By the way, I have another question regarding the encapsulation of trehalose in the phospholipids+alcohol : can sonication remove the trehalose already encapsulated in the fat or not ?

 

Thanks in advance

[Fafner55]

If there are liposomes, trehalose will be encapsulated. Apparently liposomes degrade above 40 °C, so that is the process parameter I suggest watching.

https://qualityliposomalc.com/process/

 

Edited by Fafner55, 23 November 2020 - 07:03 PM.

[Believer]

Sorry, did you notice any anti-aging effects other than a fading of your age skin marks? Not saying it doesn't work, just curious.

No more increased mental and physical energy that fasting is said to cause in the elderly?

[Fafner55]

Sorry, did you notice any anti-aging effects other than a fading of your age skin marks? Not saying it doesn't work, just curious.
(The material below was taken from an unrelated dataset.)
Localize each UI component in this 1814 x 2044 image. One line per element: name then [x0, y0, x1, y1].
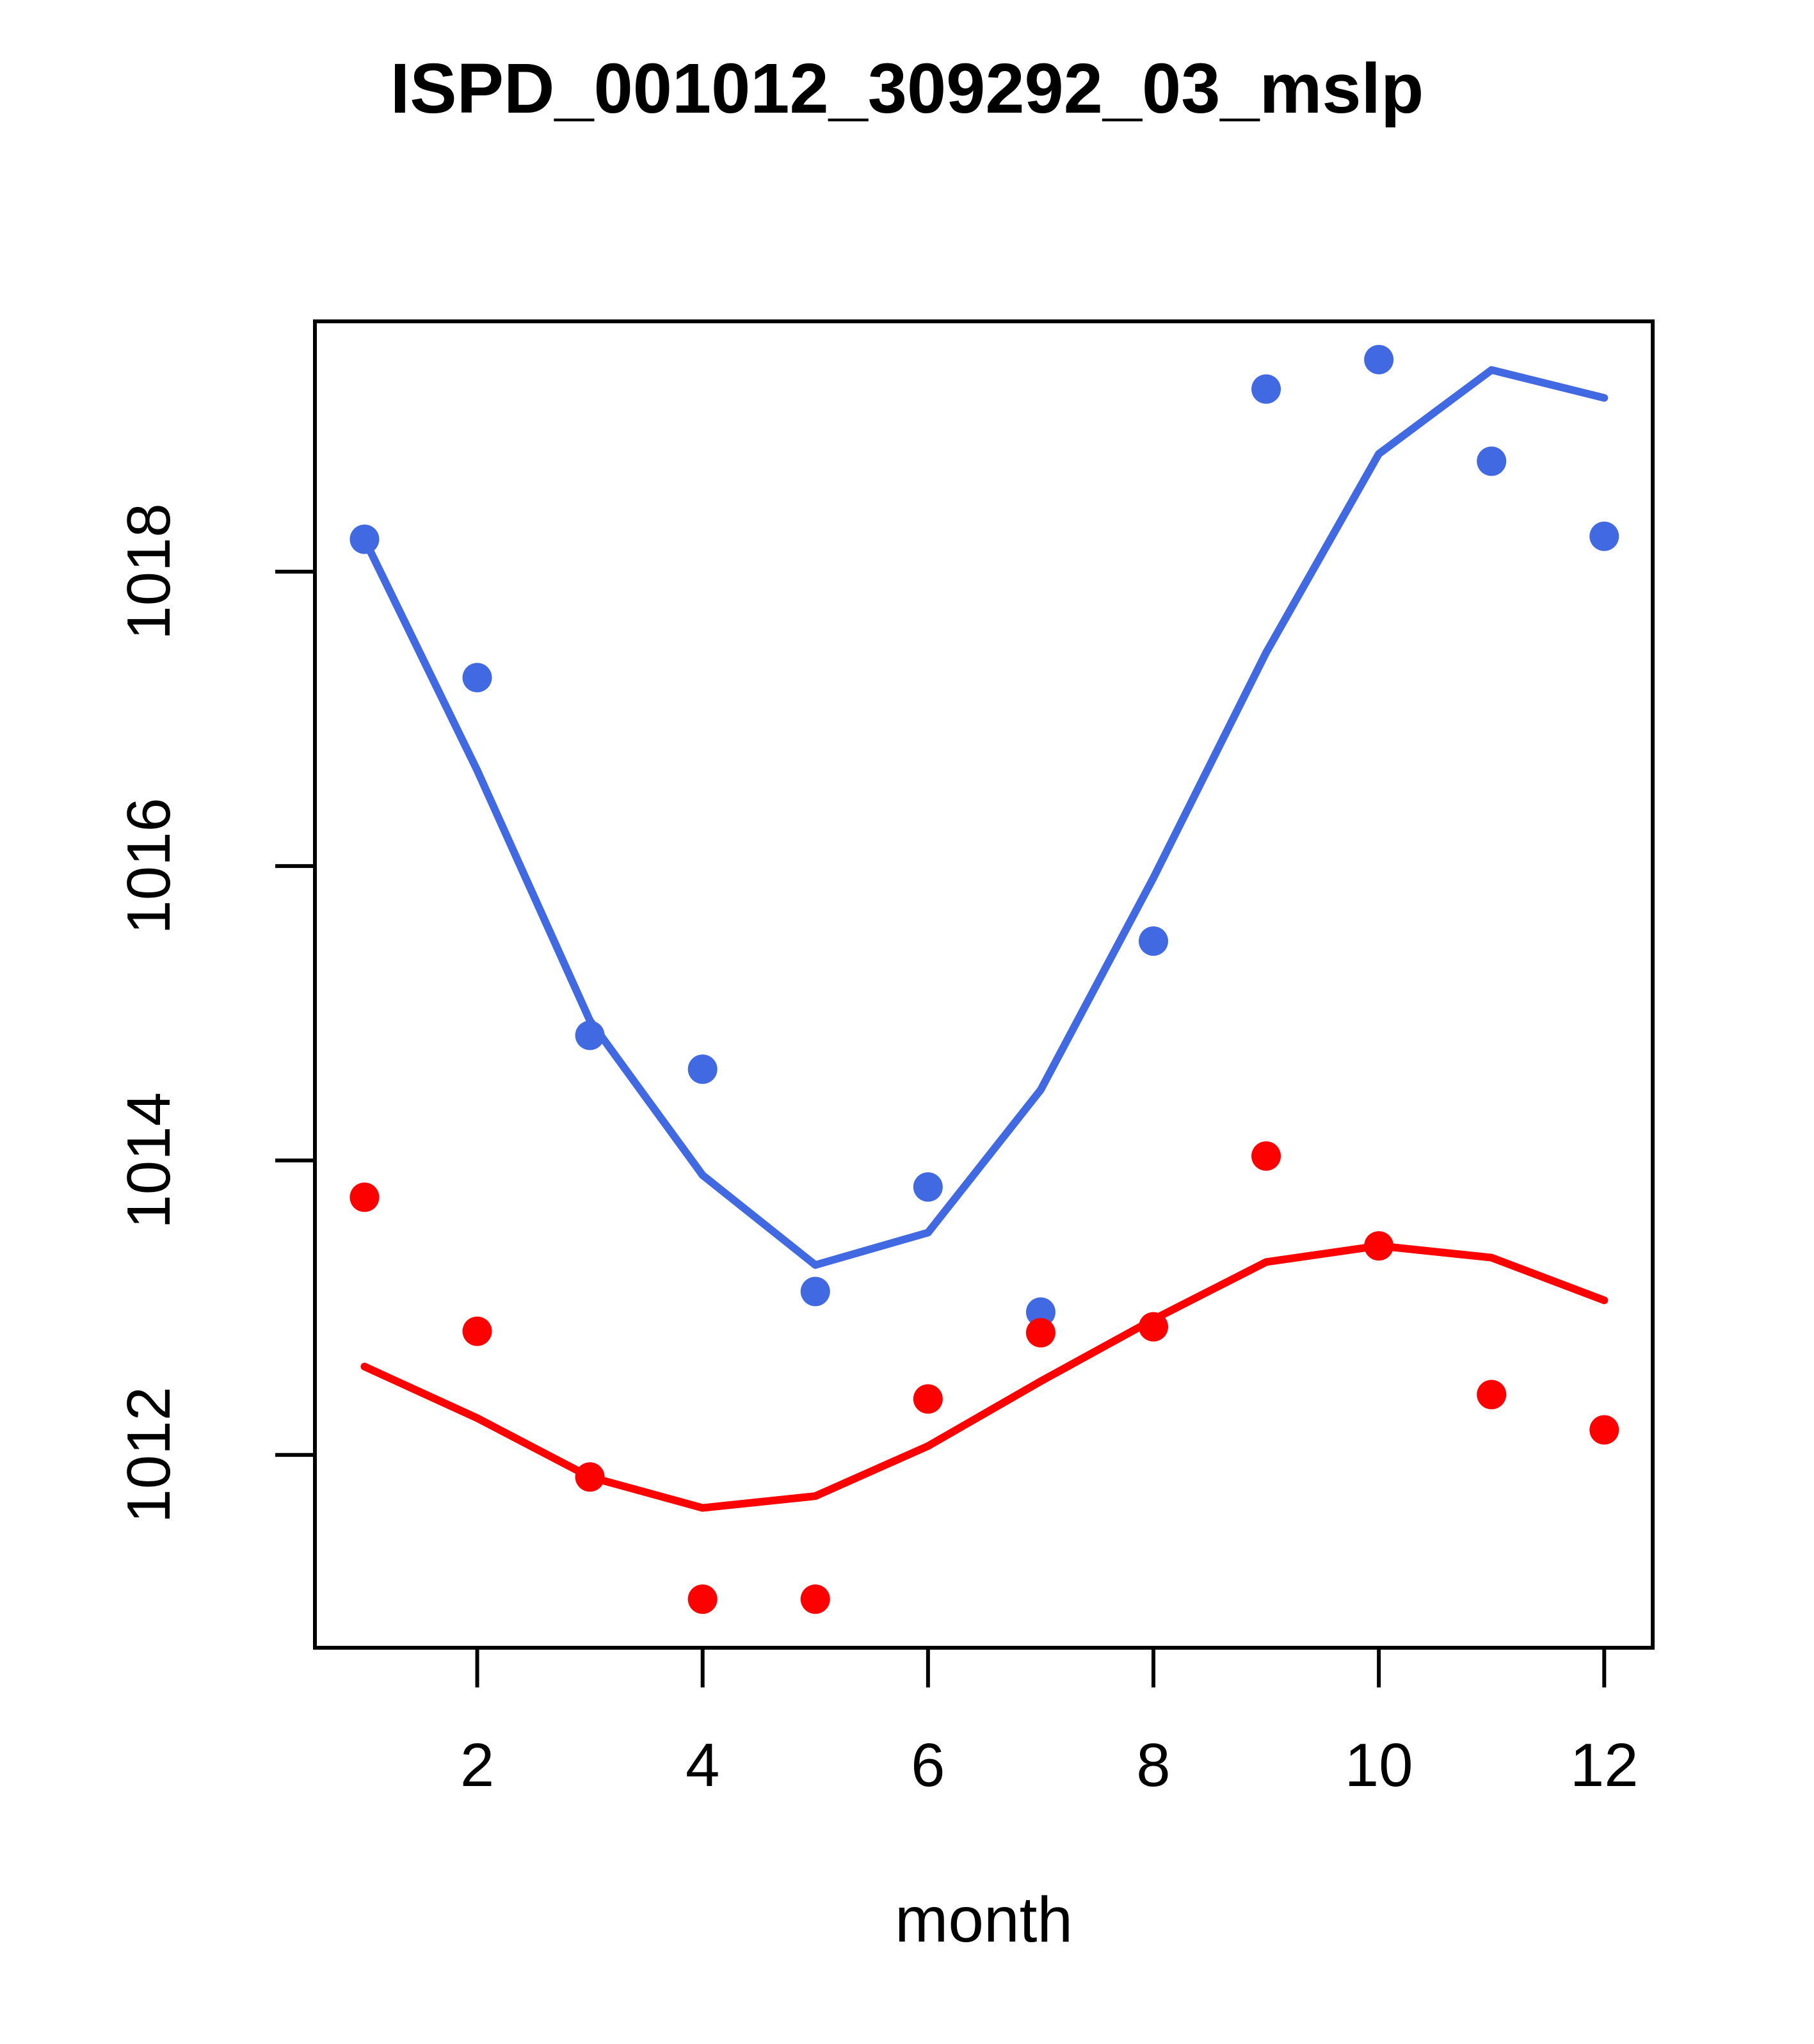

No more increased mental and physical energy that fasting is said to cause in the elderly?

 

In my experience, fasting (specifically the 5 day fasting mimicking diet) has more obvious effects than 5 days of liposomal trehalose. After a FMD, I feel a surge of energy but I do not experience that with trehalose. Also, the FMD reset my insulin sensitivity; my fasting glucose levels dropped from about 100 to about 84 were it remains. In contrast, trehalose treatment did not affect my insulin sensitivity.

[Empiricus]

This researcher believes trehalose is risky because it increases the virulence of certain harmful bacteria.  But maybe her concerns don't apply if it's only used occasionally.  

 

https://www.hormones...ehalose-autism/

 

Providing those microorganisms with trehalose ignites pathogenic virulence. Clostridium difficile (c diff), glabrata, listeria and e coli, are but a few of the infections known to feed off and prosper with trehalose. Tuberculosis is another. In fact, I suspect, given its role in survival, all of the major pathogens are likely to thrive on added trehalose and do so when thiamine is absent. It may very well be the root of many of the recent outbreaks of intractable GI infections.

 

 

 

Edited by Empiricus, 11 December 2022 - 10:52 AM.